Climate change impacts on Laurentian Great Lakes levels

Authors

  • Holly C. Hartmann
    • Great Lakes Environmental Research Laboratory, National Oceanic and Atmospheric Administration
Article

DOI: 10.1007/BF00149000

Cite this article as:
Hartmann, H.C. Climatic Change (1990) 17: 49. doi:10.1007/BF00149000

Abstract

Scenarios of water supplies reflecting CO2-induced climatic change are used to determine potential impacts on levels of the Laurentian Great Lakes and likely water management policy implications. The water supplies are based on conceptual models that link climate change scenarios from general circulation models to estimates of basin runoff, overlake precipitation, and lake evaporation.
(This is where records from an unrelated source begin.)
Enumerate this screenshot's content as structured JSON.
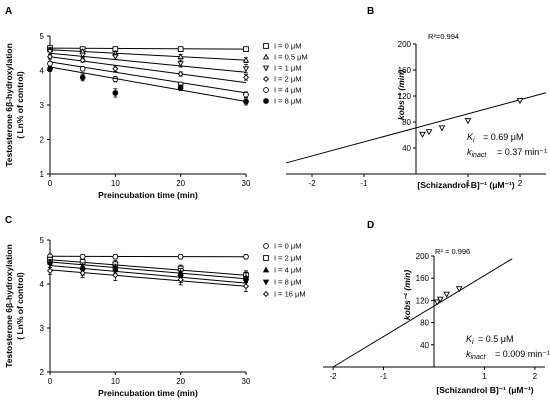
{
  "chart_data": [
    {
      "panel": "A",
      "type": "line",
      "title": "",
      "xlabel": "Preincubation time (min)",
      "ylabel": [
        "Testosterone 6β-hydroxylation",
        "( Ln% of control)"
      ],
      "xlim": [
        0,
        30
      ],
      "ylim": [
        1,
        5
      ],
      "xticks": [
        "0",
        "10",
        "20",
        "30"
      ],
      "yticks": [
        "1",
        "2",
        "3",
        "4",
        "5"
      ],
      "grid": false,
      "legend_position": "top-right",
      "series": [
        {
          "name": "I = 0 μM",
          "marker": "square-open",
          "x": [
            0,
            5,
            10,
            20,
            30
          ],
          "y": [
            4.65,
            4.62,
            4.62,
            4.62,
            4.62
          ],
          "err": [
            0.05,
            0.05,
            0.05,
            0.05,
            0.05
          ],
          "fit": [
            4.65,
            4.62
          ]
        },
        {
          "name": "I = 0.5 μM",
          "marker": "triangle-up-open",
          "x": [
            0,
            5,
            10,
            20,
            30
          ],
          "y": [
            4.6,
            4.55,
            4.5,
            4.4,
            4.3
          ],
          "err": [
            0.06,
            0.05,
            0.06,
            0.06,
            0.07
          ],
          "fit": [
            4.6,
            4.3
          ]
        },
        {
          "name": "I = 1 μM",
          "marker": "triangle-down-open",
          "x": [
            0,
            5,
            10,
            20,
            30
          ],
          "y": [
            4.55,
            4.45,
            4.4,
            4.2,
            4.05
          ],
          "err": [
            0.08,
            0.06,
            0.08,
            0.1,
            0.12
          ],
          "fit": [
            4.5,
            3.95
          ]
        },
        {
          "name": "I = 2 μM",
          "marker": "diamond-open",
          "x": [
            0,
            5,
            10,
            20,
            30
          ],
          "y": [
            4.4,
            4.3,
            4.05,
            3.9,
            3.8
          ],
          "err": [
            0.07,
            0.06,
            0.08,
            0.06,
            0.08
          ],
          "fit": [
            4.4,
            3.65
          ]
        },
        {
          "name": "I = 4 μM",
          "marker": "circle-open",
          "x": [
            0,
            5,
            10,
            20,
            30
          ],
          "y": [
            4.2,
            4.05,
            3.75,
            3.6,
            3.3
          ],
          "err": [
            0.06,
            0.06,
            0.08,
            0.06,
            0.08
          ],
          "fit": [
            4.25,
            3.35
          ]
        },
        {
          "name": "I = 8 μM",
          "marker": "circle-filled",
          "x": [
            0,
            5,
            10,
            20,
            30
          ],
          "y": [
            4.05,
            3.8,
            3.35,
            3.5,
            3.1
          ],
          "err": [
            0.08,
            0.1,
            0.12,
            0.08,
            0.1
          ],
          "fit": [
            4.1,
            3.1
          ]
        }
      ]
    },
    {
      "panel": "B",
      "type": "scatter",
      "title": "",
      "xlabel": "[Schizandrol B]⁻¹ (μM⁻¹)",
      "ylabel": "kobs⁻¹ (min)",
      "xlim": [
        -2.5,
        2.5
      ],
      "ylim": [
        0,
        200
      ],
      "xticks": [
        "-2",
        "-1",
        "1",
        "2"
      ],
      "yticks": [
        "40",
        "80",
        "120",
        "160",
        "200"
      ],
      "grid": false,
      "series": [
        {
          "name": "",
          "marker": "triangle-down-open",
          "x": [
            0.125,
            0.25,
            0.5,
            1,
            2
          ],
          "y": [
            61,
            65,
            71,
            82,
            113
          ],
          "fit_x": [
            -2.5,
            2.5
          ],
          "fit_y": [
            17,
            125
          ]
        }
      ],
      "annotations": [
        "R²=0.994",
        "Kᵢ = 0.69 μM",
        "kᵢₙₐ꜀ₜ = 0.37 min⁻¹"
      ]
    },
    {
      "panel": "C",
      "type": "line",
      "title": "",
      "xlabel": "Preincubation time (min)",
      "ylabel": [
        "Testosterone 6β-hydroxylation",
        "( Ln% of control)"
      ],
      "xlim": [
        0,
        30
      ],
      "ylim": [
        2,
        5
      ],
      "xticks": [
        "0",
        "10",
        "20",
        "30"
      ],
      "yticks": [
        "2",
        "3",
        "4",
        "5"
      ],
      "grid": false,
      "legend_position": "top-right",
      "series": [
        {
          "name": "I = 0 μM",
          "marker": "circle-open",
          "x": [
            0,
            5,
            10,
            20,
            30
          ],
          "y": [
            4.63,
            4.62,
            4.62,
            4.62,
            4.62
          ],
          "err": [
            0.05,
            0.05,
            0.05,
            0.05,
            0.05
          ],
          "fit": [
            4.63,
            4.62
          ]
        },
        {
          "name": "I = 2 μM",
          "marker": "square-open",
          "x": [
            0,
            5,
            10,
            20,
            30
          ],
          "y": [
            4.55,
            4.5,
            4.45,
            4.35,
            4.2
          ],
          "err": [
            0.06,
            0.06,
            0.08,
            0.08,
            0.1
          ],
          "fit": [
            4.55,
            4.2
          ]
        },
        {
          "name": "I = 4 μM",
          "marker": "triangle-up-filled",
          "x": [
            0,
            5,
            10,
            20,
            30
          ],
          "y": [
            4.5,
            4.4,
            4.35,
            4.25,
            4.15
          ],
          "err": [
            0.06,
            0.08,
            0.1,
            0.1,
            0.12
          ],
          "fit": [
            4.5,
            4.12
          ]
        },
        {
          "name": "I = 8 μM",
          "marker": "triangle-down-filled",
          "x": [
            0,
            5,
            10,
            20,
            30
          ],
          "y": [
            4.45,
            4.3,
            4.3,
            4.15,
            4.05
          ],
          "err": [
            0.08,
            0.1,
            0.12,
            0.12,
            0.12
          ],
          "fit": [
            4.42,
            4.02
          ]
        },
        {
          "name": "I = 16 μM",
          "marker": "diamond-open",
          "x": [
            0,
            5,
            10,
            20,
            30
          ],
          "y": [
            4.3,
            4.25,
            4.2,
            4.1,
            3.95
          ],
          "err": [
            0.08,
            0.1,
            0.12,
            0.12,
            0.12
          ],
          "fit": [
            4.32,
            3.95
          ]
        }
      ]
    },
    {
      "panel": "D",
      "type": "scatter",
      "title": "",
      "xlabel": "[Schizandrol B]⁻¹ (μM⁻¹)",
      "ylabel": "kobs⁻¹ (min)",
      "xlim": [
        -2.2,
        2.2
      ],
      "ylim": [
        0,
        200
      ],
      "xticks": [
        "-2",
        "-1",
        "1",
        "2"
      ],
      "yticks": [
        "40",
        "80",
        "120",
        "160",
        "200"
      ],
      "grid": false,
      "series": [
        {
          "name": "",
          "marker": "triangle-down-open",
          "x": [
            0.0625,
            0.125,
            0.25,
            0.5
          ],
          "y": [
            117,
            122,
            131,
            141
          ],
          "fit_x": [
            -2.0,
            1.55
          ],
          "fit_y": [
            0,
            195
          ]
        }
      ],
      "annotations": [
        "R² = 0.996",
        "Kᵢ =  0.5 μM",
        "kᵢₙₐ꜀ₜ = 0.009 min⁻¹"
      ]
    }
  ],
  "panel_letters": {
    "a": "A",
    "b": "B",
    "c": "C",
    "d": "D"
  },
  "annot": {
    "b_r2": "R²=0.994",
    "b_ki": "= 0.69 μM",
    "b_kinact": "= 0.37 min⁻¹",
    "d_r2": "R² = 0.996",
    "d_ki": "=  0.5 μM",
    "d_kinact": "= 0.009 min⁻¹"
  },
  "labels": {
    "ylabel_a1": "Testosterone 6β-hydroxylation",
    "ylabel_a2": "( Ln% of control)",
    "xlabel_a": "Preincubation time (min)",
    "ylabel_c1": "Testosterone 6β-hydroxylation",
    "ylabel_c2": "( Ln% of control)",
    "xlabel_c": "Preincubation time (min)",
    "xlabel_b": "[Schizandrol B]⁻¹ (μM⁻¹)",
    "xlabel_d": "[Schizandrol B]⁻¹ (μM⁻¹)",
    "ylabel_b": "kobs⁻¹ (min)",
    "ylabel_d": "kobs⁻¹ (min)"
  }
}
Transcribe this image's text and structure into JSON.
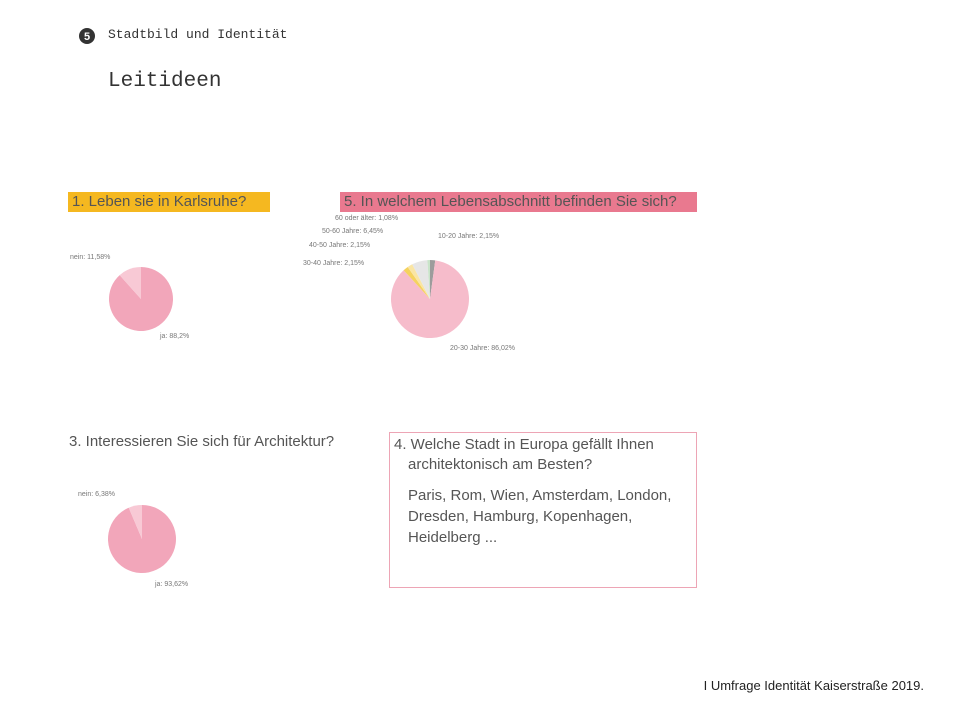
{
  "header": {
    "badge": "5",
    "section": "Stadtbild und Identität",
    "title": "Leitideen"
  },
  "chart_data": [
    {
      "type": "pie",
      "title": "1. Leben sie in Karlsruhe?",
      "values": [
        88.2,
        11.58
      ],
      "value_labels": [
        "ja: 88,2%",
        "nein: 11,58%"
      ],
      "colors": [
        "#f2a6ba",
        "#f8c9d5"
      ]
    },
    {
      "type": "pie",
      "title": "5. In welchem Lebensabschnitt befinden Sie sich?",
      "values": [
        2.15,
        86.02,
        2.15,
        2.15,
        6.45,
        1.08
      ],
      "value_labels": [
        "10-20 Jahre: 2,15%",
        "20-30 Jahre: 86,02%",
        "30-40 Jahre: 2,15%",
        "40-50 Jahre: 2,15%",
        "50-60 Jahre: 6,45%",
        "60 oder älter: 1,08%"
      ],
      "colors": [
        "#9c9c9c",
        "#f6bccb",
        "#f5d25e",
        "#fae5a3",
        "#e6e6e6",
        "#c9e4c9"
      ]
    },
    {
      "type": "pie",
      "title": "3. Interessieren Sie sich für Architektur?",
      "values": [
        93.62,
        6.38
      ],
      "value_labels": [
        "ja: 93,62%",
        "nein: 6,38%"
      ],
      "colors": [
        "#f2a6ba",
        "#f8c9d5"
      ]
    }
  ],
  "question4": {
    "title": "4. Welche Stadt in Europa gefällt Ihnen architektonisch am Besten?",
    "answer": "Paris, Rom, Wien, Amsterdam, London, Dresden, Hamburg, Kopenhagen, Heidelberg ..."
  },
  "footer": "I Umfrage Identität Kaiserstraße 2019."
}
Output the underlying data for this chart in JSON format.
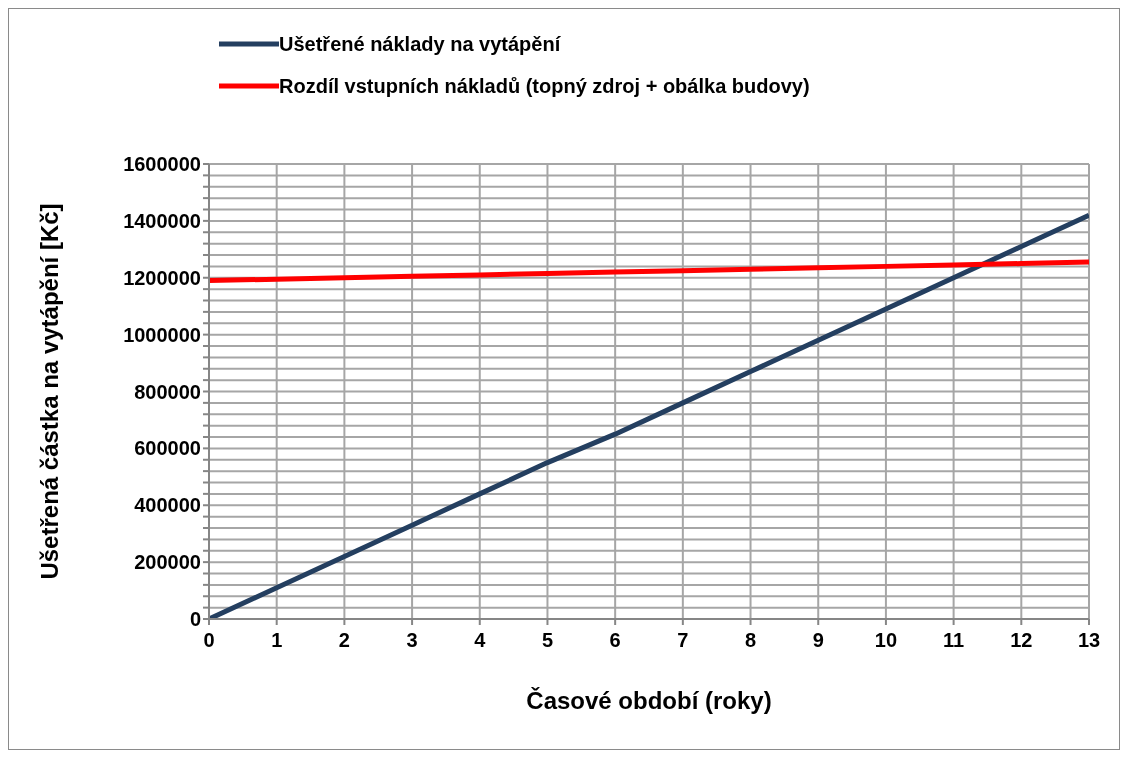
{
  "chart_data": {
    "type": "line",
    "xlabel": "Časové období (roky)",
    "ylabel": "Ušetřená částka na vytápění [Kč]",
    "x": [
      0,
      1,
      2,
      3,
      4,
      5,
      6,
      7,
      8,
      9,
      10,
      11,
      12,
      13
    ],
    "series": [
      {
        "name": "Ušetřené náklady na vytápění",
        "color": "#243f60",
        "values": [
          0,
          110000,
          220000,
          330000,
          440000,
          550000,
          650000,
          760000,
          870000,
          980000,
          1090000,
          1200000,
          1310000,
          1420000
        ]
      },
      {
        "name": "Rozdíl vstupních nákladů (topný zdroj + obálka budovy)",
        "color": "#ff0000",
        "values": [
          1190000,
          1195000,
          1200000,
          1205000,
          1210000,
          1215000,
          1220000,
          1225000,
          1230000,
          1235000,
          1240000,
          1245000,
          1250000,
          1255000
        ]
      }
    ],
    "xlim": [
      0,
      13
    ],
    "xticks": [
      0,
      1,
      2,
      3,
      4,
      5,
      6,
      7,
      8,
      9,
      10,
      11,
      12,
      13
    ],
    "ylim": [
      0,
      1600000
    ],
    "yticks": [
      0,
      {
        "value": 40000,
        "label": null
      },
      {
        "value": 80000,
        "label": null
      },
      {
        "value": 120000,
        "label": null
      },
      {
        "value": 160000,
        "label": null
      },
      200000,
      {
        "value": 240000,
        "label": null
      },
      {
        "value": 280000,
        "label": null
      },
      {
        "value": 320000,
        "label": null
      },
      {
        "value": 360000,
        "label": null
      },
      400000,
      {
        "value": 440000,
        "label": null
      },
      {
        "value": 480000,
        "label": null
      },
      {
        "value": 520000,
        "label": null
      },
      {
        "value": 560000,
        "label": null
      },
      600000,
      {
        "value": 640000,
        "label": null
      },
      {
        "value": 680000,
        "label": null
      },
      {
        "value": 720000,
        "label": null
      },
      {
        "value": 760000,
        "label": null
      },
      800000,
      {
        "value": 840000,
        "label": null
      },
      {
        "value": 880000,
        "label": null
      },
      {
        "value": 920000,
        "label": null
      },
      {
        "value": 960000,
        "label": null
      },
      1000000,
      {
        "value": 1040000,
        "label": null
      },
      {
        "value": 1080000,
        "label": null
      },
      {
        "value": 1120000,
        "label": null
      },
      {
        "value": 1160000,
        "label": null
      },
      1200000,
      {
        "value": 1240000,
        "label": null
      },
      {
        "value": 1280000,
        "label": null
      },
      {
        "value": 1320000,
        "label": null
      },
      {
        "value": 1360000,
        "label": null
      },
      1400000,
      {
        "value": 1440000,
        "label": null
      },
      {
        "value": 1480000,
        "label": null
      },
      {
        "value": 1520000,
        "label": null
      },
      {
        "value": 1560000,
        "label": null
      },
      1600000
    ],
    "grid": true,
    "legend": "top",
    "marker": "none",
    "line_style": "solid"
  }
}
The water supply components are used in conjunction with operational regulation plans and hydraulic routing models of outlet and connecting channel flows to estimate water levels on Lakes Superior, Michigan, Huron, St. Clair, Erie, and Ontario. Three steady-state climate change scenarios, corresponding to modeling a doubling of atmospheric CO2, are compared to a steady-state simulation obtained with historical data representing an unchanged atmosphere. One transient climate change scenario, representing a modeled transition from present conditions to doubled CO2 concentrations, is compared to a transient simulation with historical data. The environmental, socioeconomic, and policy implications of the climate change effects modeled herein suggest that new paradigms in water management will be required to address the prospective increased allocation conflicts between users of the Great Lakes.